私は目覚ましの音に瞼を開けると、すぐに一人きりで眠っているベッドから起き上がる。顔を洗い、キッチンへ向かうとポットにお湯を沸かし、そしてオーブントースターに五枚切りのトーストを一枚入れてから、雅也のお気に入りの食器ブランドである、ティーラのマグカップを取り出し、ドリップコーヒーをセットした。

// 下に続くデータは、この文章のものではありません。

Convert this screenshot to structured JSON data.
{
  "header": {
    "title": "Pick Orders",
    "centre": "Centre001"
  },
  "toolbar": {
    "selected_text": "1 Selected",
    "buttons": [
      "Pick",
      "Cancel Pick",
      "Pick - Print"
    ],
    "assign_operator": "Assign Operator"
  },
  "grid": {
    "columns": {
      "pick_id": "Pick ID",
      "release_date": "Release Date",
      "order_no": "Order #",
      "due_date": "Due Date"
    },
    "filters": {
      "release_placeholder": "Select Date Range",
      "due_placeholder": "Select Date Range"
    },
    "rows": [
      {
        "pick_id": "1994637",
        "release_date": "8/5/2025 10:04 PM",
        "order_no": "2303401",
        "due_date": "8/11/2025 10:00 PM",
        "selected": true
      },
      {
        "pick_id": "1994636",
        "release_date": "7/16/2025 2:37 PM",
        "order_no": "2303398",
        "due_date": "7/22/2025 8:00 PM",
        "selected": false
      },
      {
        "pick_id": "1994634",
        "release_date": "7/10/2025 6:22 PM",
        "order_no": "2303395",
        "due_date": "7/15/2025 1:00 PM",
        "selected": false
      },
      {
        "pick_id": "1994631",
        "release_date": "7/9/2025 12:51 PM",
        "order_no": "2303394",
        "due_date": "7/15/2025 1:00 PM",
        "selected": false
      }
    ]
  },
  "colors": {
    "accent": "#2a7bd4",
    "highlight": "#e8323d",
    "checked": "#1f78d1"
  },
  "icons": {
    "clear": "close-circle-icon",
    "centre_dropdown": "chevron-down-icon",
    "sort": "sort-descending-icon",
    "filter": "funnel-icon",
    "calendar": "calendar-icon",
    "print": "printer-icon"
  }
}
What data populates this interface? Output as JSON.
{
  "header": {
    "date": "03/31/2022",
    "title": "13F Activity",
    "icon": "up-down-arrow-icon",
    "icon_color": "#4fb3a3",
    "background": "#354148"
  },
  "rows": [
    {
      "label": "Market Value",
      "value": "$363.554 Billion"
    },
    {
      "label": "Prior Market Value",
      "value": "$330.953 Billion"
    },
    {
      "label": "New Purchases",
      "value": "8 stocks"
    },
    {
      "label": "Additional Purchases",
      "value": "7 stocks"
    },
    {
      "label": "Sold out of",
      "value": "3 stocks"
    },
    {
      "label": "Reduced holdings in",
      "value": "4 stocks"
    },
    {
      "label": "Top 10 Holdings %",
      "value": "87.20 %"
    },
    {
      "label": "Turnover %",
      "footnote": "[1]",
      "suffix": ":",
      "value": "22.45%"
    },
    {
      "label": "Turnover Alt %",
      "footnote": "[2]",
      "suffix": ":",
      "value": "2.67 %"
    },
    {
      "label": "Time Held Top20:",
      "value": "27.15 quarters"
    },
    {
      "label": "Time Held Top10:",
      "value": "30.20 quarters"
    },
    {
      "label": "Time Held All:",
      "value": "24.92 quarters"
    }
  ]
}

ガチャッと雅也の寝室兼書斎の扉が開く音がして、私は、はっとする。

(しまった! あれを洗面所にかけてない……)

私は、慌てて昨日クリーニングから戻ってきたばかりのワイシャツを抱えた。

早苗(さなえ)

「あ……雅也さん、おはようございます」

振り返れば雅也が不機嫌な顔でこちらを見ている。

「……ごめんなさい……雅也さんのワイシャツ、クリーニングから戻ってきて……私……」

雅也が私の目の前に立つと、まだビニールのかかったワイシャツを乱暴に取り上げた。そしてそのままワイシャツを私の顔に向かって振り下ろした。

「きゃっ! ……痛っ」

「ったく!何度っ! 言ったらっ! わかるんだっ!!」

雅也は数回私の顔をワイシャツで叩くと、かけている黒淵メガネを上げ直した。

「クリーニングから戻ってきたらビニールを外し、洗面所のところに吊り下げておく、こんな簡単なことが、お前にはどうしてできないだ!」

「ごめんなさい……次から気を付けるから……」

「お前の、次は聞き飽きた!」

「雅也さん……どうか許してください……」

私はリビングの床に土下座をした。